Here is a basic recipe that you can expand on and adapt as you see fit. I used a smaller Weck jar and created measurements accordingly. Once you decide how much lotus root you want to make and what size jar you will use, it’s easy. 

A good base for lotus root is one part vinegar to two parts water. I experimented and tried my usual 1 part water to 1 part vinegar ratio for quick pickles but it was way too over powering for this delicate root. I added a few thin slices of red beet to give the lotus root some color.

If you want these for your soup make them one day ahead as they need twenty four hours to pickle. The longer it stays in the fridge the more flavorful it will become. Be sure to sterilize your jar before using it. To sterilize it, just place the jar in a pot of boiling water for 10 minutes. Use tongs to get it out of the water.


  • 1 Weck jar size 741
  • 1 c. sliced lotus root
  • 1 Tbsp. apple cider vinegar 
  • 4 thin slices of red beet
  • 1 c. water
  • 1/2 c. apple cider vinegar
  • 1/2 tsp. kosher salt


Blanch the lotus root in a small pot of water with 1 tablespoon of vinegar for 8 minutes. Drain and rinse with cold water.
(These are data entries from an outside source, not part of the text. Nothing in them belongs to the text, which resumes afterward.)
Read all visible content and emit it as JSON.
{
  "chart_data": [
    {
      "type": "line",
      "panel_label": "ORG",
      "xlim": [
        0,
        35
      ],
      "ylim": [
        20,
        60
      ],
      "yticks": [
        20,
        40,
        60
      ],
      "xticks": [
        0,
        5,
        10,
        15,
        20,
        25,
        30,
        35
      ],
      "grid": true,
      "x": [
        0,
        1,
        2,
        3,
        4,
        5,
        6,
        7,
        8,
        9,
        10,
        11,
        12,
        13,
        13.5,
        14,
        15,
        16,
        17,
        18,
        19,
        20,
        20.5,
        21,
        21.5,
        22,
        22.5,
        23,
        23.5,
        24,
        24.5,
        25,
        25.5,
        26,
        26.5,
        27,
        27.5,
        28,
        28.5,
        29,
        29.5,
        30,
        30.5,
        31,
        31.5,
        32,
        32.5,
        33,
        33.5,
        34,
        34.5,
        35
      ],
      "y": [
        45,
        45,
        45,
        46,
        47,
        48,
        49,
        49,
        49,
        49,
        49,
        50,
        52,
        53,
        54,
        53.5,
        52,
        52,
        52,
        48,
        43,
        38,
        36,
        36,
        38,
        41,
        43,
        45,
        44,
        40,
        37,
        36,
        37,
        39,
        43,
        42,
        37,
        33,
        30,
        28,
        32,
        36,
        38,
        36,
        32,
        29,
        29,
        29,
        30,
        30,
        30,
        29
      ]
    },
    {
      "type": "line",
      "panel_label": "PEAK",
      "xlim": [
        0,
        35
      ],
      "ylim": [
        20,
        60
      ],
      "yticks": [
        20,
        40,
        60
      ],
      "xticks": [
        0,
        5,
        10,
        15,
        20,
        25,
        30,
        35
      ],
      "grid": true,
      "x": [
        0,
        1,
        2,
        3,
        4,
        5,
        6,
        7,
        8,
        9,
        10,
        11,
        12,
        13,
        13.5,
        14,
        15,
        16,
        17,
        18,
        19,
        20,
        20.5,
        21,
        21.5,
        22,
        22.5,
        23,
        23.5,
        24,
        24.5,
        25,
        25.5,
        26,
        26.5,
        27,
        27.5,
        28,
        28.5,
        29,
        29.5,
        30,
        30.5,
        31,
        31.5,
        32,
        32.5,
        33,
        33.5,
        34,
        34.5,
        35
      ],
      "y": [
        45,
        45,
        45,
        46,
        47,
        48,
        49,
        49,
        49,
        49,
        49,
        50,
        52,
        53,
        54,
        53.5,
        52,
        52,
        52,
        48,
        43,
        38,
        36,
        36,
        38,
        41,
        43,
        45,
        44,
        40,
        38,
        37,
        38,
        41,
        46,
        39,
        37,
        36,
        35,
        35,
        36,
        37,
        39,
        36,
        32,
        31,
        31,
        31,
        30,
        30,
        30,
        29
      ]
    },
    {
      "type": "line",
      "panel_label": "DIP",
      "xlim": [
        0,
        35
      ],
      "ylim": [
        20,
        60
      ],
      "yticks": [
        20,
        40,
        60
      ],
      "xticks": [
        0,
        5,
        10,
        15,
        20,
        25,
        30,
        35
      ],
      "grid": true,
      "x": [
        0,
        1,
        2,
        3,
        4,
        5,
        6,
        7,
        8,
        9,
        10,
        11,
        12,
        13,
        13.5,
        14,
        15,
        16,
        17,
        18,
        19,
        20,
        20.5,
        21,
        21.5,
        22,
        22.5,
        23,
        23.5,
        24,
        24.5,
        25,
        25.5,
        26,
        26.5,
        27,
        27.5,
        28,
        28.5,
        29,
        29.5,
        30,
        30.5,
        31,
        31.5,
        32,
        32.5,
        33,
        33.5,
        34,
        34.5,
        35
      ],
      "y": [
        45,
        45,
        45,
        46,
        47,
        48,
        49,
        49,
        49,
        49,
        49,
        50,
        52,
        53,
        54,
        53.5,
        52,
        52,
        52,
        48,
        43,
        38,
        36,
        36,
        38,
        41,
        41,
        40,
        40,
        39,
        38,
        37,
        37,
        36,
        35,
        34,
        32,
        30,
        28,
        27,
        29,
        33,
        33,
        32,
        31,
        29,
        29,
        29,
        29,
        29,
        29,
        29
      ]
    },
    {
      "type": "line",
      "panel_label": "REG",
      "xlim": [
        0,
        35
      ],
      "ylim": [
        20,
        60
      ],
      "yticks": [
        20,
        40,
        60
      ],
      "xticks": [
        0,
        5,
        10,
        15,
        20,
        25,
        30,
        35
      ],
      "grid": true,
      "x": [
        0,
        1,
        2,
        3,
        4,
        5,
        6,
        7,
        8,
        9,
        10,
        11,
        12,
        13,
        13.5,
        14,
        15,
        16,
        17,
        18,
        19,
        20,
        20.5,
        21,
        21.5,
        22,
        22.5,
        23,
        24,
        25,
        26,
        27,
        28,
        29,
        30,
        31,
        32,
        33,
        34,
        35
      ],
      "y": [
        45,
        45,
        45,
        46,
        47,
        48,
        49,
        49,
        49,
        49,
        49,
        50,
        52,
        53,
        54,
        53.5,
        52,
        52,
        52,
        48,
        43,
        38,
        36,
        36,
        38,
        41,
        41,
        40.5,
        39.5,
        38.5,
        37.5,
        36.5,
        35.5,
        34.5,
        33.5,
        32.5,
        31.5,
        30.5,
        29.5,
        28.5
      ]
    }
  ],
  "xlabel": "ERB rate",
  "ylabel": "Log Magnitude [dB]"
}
Put the lotus root in your sterilized jar. Add the beet slices on top.

In the same small pot add the water, 1/2 c. vinegar, and salt. Bring to a boil and simmer for a minute or two. 

Ladle the brine into each jar until all of the veggies are submerged. Allow to come to room temperature on the counter.

Put the lids on top and store them in the fridge.

Pickled lotus root will be ready in 24 hours.